Speaking at the event, Mathias Katamba, the Chief Executive Officer, of dfcu Bank reiterated the bank’s commitment to serving the SMEs in Uganda in their quest to become multi-national companies. He said the bank has the financial, resource and human capacity to help SMEs advance.

“As dfcu Bank we are pleased to be part of the SME Top 100 initiative for the sixth year running. This initiative resonates with us because it brings to the forefront the outstanding achievements of some of Uganda’s most successful and dynamic companies.
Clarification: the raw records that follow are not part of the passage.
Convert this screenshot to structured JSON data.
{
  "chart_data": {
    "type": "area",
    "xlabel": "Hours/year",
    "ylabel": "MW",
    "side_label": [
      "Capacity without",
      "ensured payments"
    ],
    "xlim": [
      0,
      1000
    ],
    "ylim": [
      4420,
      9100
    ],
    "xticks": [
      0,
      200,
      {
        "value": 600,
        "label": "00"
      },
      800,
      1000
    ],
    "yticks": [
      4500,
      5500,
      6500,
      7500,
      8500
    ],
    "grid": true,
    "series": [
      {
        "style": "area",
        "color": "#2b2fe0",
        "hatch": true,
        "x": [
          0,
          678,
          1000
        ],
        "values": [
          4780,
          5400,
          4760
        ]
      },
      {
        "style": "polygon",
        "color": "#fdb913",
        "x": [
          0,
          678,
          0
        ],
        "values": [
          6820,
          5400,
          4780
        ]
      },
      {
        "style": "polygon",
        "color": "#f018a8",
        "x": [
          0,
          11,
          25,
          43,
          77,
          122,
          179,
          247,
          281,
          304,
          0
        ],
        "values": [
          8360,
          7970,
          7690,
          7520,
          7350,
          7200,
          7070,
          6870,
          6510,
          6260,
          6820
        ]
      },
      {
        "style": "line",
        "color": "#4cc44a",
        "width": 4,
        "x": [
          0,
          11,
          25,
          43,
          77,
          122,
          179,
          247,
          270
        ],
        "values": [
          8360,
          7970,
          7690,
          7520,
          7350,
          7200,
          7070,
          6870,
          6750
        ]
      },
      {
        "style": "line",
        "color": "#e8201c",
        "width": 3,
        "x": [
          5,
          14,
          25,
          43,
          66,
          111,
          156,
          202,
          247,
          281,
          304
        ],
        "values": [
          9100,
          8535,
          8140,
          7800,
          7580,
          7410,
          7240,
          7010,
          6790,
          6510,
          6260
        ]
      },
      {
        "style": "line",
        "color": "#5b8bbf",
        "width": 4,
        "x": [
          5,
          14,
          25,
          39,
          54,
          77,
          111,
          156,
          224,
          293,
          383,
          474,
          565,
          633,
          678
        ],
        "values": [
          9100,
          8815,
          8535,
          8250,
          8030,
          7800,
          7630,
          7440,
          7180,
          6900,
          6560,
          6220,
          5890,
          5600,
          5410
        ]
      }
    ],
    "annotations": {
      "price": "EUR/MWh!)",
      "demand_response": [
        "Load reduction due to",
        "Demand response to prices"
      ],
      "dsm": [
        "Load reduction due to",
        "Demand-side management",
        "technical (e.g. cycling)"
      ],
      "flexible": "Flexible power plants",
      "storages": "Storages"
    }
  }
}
Uganda is one of the fast-growing entrepreneurial countries in the world and through the Top 100 initiative, we are certain that these entities will be able to improve many businesses, empower people and benefit from alternative sources of financing,” Mathias Katamba remarked.

He added that “dfcu Bank is committed to supporting your businesses, not only in continuing to trade as is but also in providing access to finance for the investment required to support SMEs in their journey toward a long-term prosperous future.”

Among the challenges faced by SMEs include; high taxes, competition from substandard products, stringent credit terms, insufficient start-up capital, and delays to pay debts, among others.

Ibrahim Bbosa, Assistant commissioner for Public and Corporate Affairs, at Uganda Revenue Authority, reassured the SMEs of the regulator’s support in helping them become tax compliant to benefit and grow in the long run.

“We are undergoing a revolution, gone are the days when we were harshly reminding you to pay taxes. We are becoming more friendly so that you can comply. We want to put a human face to taxation. We have embraced technology; we welcome you as SMEs to also utilize them,” he urged.

“Despite the strides, we have a mountain of tax collection given to us by you; that is to collect over 25.5 trillion shillings this year. We have about 2.7 million taxpayers, yet the population is high, and the tax burden is on a few that is why we need to widen the tax base. To do that, we have to work together, we want to have honest conversations on how we can work together as enablers of growth,” he concluded.